A brief outage early on Saturday morning plagued Google services such as Gmail, Calendar, sites and groups, its dashboard has revealed.
At 1.37am, on Saturday morning local time, the Internet giant said it was aware that a problem with several of its services affected a significant subset of users. SA's time zone meant critical services were not disrupted locally.
Google said affected users were not able to access Gmail, and were seeing error messages and/or other unexpected behaviour. Similar issues occurred with other apps such as documents, Calendar, Google sites, Google groups and admin console.
Most of the services were restored a minute later and the rest of the system was up four minutes later. Google is not commenting on the cause of the issue.
Under its business service level agreement, which covers apps such as Gmail and Calendar, the Web interface will be operational and available to customers at least 99.9% of the time in any calendar month. If this is not met, customers get credits.
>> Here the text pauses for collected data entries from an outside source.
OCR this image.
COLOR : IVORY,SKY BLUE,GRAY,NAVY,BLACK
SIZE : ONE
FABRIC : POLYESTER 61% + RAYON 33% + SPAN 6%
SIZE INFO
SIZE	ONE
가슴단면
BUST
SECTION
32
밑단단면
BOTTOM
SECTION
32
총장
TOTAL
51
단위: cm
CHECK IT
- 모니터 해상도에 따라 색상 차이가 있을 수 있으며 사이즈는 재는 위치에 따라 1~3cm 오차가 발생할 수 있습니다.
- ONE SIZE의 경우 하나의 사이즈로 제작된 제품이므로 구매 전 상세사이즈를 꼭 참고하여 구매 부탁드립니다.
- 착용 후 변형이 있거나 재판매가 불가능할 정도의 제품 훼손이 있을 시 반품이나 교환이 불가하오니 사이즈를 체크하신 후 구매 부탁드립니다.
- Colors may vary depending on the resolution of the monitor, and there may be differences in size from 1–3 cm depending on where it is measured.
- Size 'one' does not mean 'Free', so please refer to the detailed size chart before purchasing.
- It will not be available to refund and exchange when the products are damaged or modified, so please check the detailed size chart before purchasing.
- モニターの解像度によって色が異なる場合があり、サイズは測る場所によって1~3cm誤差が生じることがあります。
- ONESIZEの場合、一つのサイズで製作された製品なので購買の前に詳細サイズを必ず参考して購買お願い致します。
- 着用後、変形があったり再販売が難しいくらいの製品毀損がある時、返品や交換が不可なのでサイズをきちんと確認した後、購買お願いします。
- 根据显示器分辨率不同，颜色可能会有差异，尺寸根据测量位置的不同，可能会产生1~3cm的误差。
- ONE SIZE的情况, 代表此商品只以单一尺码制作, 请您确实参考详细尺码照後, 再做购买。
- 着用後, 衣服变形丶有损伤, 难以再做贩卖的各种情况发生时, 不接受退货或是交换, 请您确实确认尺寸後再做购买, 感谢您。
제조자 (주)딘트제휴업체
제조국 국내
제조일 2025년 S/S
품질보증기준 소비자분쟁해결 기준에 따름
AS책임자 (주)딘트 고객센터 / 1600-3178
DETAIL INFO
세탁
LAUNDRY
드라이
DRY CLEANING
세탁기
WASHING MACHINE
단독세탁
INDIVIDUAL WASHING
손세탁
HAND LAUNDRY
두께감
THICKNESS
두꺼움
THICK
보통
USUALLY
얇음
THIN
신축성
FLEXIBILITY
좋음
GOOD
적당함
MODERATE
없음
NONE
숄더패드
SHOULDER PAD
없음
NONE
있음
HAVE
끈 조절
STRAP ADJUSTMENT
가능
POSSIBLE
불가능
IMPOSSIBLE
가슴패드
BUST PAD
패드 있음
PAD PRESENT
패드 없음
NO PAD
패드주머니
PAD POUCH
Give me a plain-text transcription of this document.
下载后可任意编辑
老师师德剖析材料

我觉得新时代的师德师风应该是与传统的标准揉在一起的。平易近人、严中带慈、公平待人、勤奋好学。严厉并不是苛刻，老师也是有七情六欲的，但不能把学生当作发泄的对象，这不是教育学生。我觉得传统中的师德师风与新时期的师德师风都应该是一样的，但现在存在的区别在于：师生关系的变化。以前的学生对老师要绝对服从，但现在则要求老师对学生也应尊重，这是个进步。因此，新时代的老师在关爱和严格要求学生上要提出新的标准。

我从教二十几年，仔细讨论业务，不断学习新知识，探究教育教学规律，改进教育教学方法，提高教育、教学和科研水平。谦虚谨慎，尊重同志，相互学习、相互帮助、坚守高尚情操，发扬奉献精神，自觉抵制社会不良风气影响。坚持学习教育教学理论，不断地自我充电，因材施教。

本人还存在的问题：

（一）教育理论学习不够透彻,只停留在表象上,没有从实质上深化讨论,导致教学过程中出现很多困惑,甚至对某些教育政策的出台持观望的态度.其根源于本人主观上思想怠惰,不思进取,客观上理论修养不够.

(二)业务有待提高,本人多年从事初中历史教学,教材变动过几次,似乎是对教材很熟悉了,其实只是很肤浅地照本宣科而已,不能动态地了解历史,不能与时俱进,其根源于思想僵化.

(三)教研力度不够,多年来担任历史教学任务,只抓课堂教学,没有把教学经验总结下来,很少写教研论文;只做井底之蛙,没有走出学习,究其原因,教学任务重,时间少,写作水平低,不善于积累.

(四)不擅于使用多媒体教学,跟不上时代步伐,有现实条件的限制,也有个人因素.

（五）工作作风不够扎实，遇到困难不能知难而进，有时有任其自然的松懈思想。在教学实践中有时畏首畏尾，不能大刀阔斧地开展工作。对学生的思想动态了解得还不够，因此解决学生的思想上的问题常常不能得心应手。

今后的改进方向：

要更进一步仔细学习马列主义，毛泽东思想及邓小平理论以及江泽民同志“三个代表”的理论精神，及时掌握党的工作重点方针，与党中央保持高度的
GoSquared, an analytics company, noted the outage led to a 40% drop in the number of page views going into its real-time tracking. "That's huge. As Internet users, our reliance on google.com being up is huge. It's also of note that page views spiked shortly afterwards, as users managed to get to their destination."
Swift Consulting founder and tech analyst Liron Segev says as so many services were affected, the issue is likely to have happened at the core of its infrastructure as Google is built on a decentralised model.
Segev notes that had it happened during working hours on Friday in SA, as it did with other parts of the world, critical services such as mail and calendar would have been briefly down. "For something to go that wrong across the world, it's got to be serious."